Not a terribly catchy title, but then again it’s not a terribly catchy subject. Still, a useful thing to have up your sleeve and incorporate into your regularly-scheduled maintenance. You are doing regularly-scheduled maintenance on your computer, right? Not just letting it be and then being surprised when it transpires that your sole copy of The Great American Novel™ disappears one day and you discover that the last backup took place sometime last June? Thought so. We’re all terribly responsible.
I’m a big fan of homebrew
because I’m a sucker for package managers and small, superb little tools that make your life easier in a million ways (provided that you’re passably comfortable with using the Terminal.app). However, now and again I have to switch machines or upgrade/reinstall, and it’s a drag to have to remember all the stuff I’ve installed onto one machine and then go and find it all and reinstall it again on another machine. Yes, it’s not what you might call an everyday occurrence, but it happens from time to time and is – for lack of a better catchy epithet – a total bummer
Fortunately, you can mitigate some (if not all) of that by using a brewfile
to go and build a list of everything you have on your computer and then format that in a file that homebrew
can read and use to reinstall everything. And it’s ludicrously simple to do, thus:
• Install the Homebrew bundle tap: brew tap Homebrew/bundle
• Run the bundle command to dump a formatted list of all your homebrew packages into a brewfile: brew bundle dump
This will go and create a file called “brewfile” at the root of your home directory, and opening that file will reveal something like this:
Now, having that brewfile on your computer is great, but in the case where you’d want to restore that onto a new computer then there’s no guarantee that your older computer will be accessible (or even functional), so having the file somewhere else seems like a good idea. If you run the brew bundle dump
command a second time it’ll error out because the file already exists, so I like to combine it with a mv
command to create the file where it expects it to be (in my home folder) and then move it to my Dropbox, thus:
brew bundle dump; mv ~/Brewfile ~/Dropbox/
Because the mv
command is moderately intelligent it will overwrite any existing file with a new copy, thus saving a lot of tiresome hunting and deleting every time you want to save a new copy.

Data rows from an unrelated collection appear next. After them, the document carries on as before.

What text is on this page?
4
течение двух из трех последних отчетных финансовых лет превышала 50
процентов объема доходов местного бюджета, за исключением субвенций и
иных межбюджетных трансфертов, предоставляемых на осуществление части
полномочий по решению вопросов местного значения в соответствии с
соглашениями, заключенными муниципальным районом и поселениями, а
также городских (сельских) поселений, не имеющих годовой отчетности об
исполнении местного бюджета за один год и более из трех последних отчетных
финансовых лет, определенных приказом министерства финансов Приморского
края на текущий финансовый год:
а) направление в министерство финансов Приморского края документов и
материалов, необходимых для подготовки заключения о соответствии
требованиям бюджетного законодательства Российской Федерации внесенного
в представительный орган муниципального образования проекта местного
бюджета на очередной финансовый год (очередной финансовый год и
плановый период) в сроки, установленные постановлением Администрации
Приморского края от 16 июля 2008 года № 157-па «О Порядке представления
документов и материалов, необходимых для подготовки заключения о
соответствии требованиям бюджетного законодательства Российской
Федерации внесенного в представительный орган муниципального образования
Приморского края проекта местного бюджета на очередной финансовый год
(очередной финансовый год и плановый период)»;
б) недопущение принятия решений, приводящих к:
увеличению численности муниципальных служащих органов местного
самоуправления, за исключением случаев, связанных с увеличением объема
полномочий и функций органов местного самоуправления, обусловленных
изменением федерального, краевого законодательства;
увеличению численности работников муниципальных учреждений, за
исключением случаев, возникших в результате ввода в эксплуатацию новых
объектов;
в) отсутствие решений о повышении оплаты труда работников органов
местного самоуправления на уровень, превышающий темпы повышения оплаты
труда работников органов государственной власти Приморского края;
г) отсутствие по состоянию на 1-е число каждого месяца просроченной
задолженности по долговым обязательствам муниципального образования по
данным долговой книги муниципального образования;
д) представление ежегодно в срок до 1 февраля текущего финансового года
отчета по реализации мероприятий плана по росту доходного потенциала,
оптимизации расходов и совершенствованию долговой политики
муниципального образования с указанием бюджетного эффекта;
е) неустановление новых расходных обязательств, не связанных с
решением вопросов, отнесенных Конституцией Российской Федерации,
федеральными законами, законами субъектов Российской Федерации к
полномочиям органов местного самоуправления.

Finally, I automate the process by creating an alias in my .zprofile to do a lot of the tedious typing for me:
alias brewfile='brew bundle dump; mv ~/Brewfile ~/Dropbox/'
Great! But what if I want to also put a copy of my .zprofile
to Dropbox as well? I can’t use the mv
command for that because, well, I need my .zprofile
where it is and not solely living in Dropbox where it can’t do me any good. All things are fixable through the mercy of hideously clunky shell commands, so I cobbled together this monstrosity that seems to do the job nicely:
rm ~/Brewfile; brew bundle dump; cp ~/Brewfile ~/Dropbox/; cp ~/.zprofile ~/Dropbox/zprofile
You can also make an alias of this roiling horror in your .zprofile if you can stand it, like so:
alias roilinghorror='rm ~/Brewfile; brew bundle dump; cp ~/Brewfile ~/Dropbox/; cp ~/.zprofile ~/Dropbox/zprofile'
Using the brewfile to restore your packages onto a new machine is trivially simple; just install homebrew
, then brew tap Homebrew/bundle
again to get the bundle package onto your machine, then finally put your saved brewfile into the root of your home folder (where bundle expects it to be) and run brew bundle install
– depending on all the stuff you have on there it can take a while (and if it’s trying to pull down Xcode and a bunch of Apple productivity apps then I mean a while).
This approach isn’t what you’d call pretty, but it’ll get the job done. And if that’s not the definition of using UNIX packages then I don’t know what is.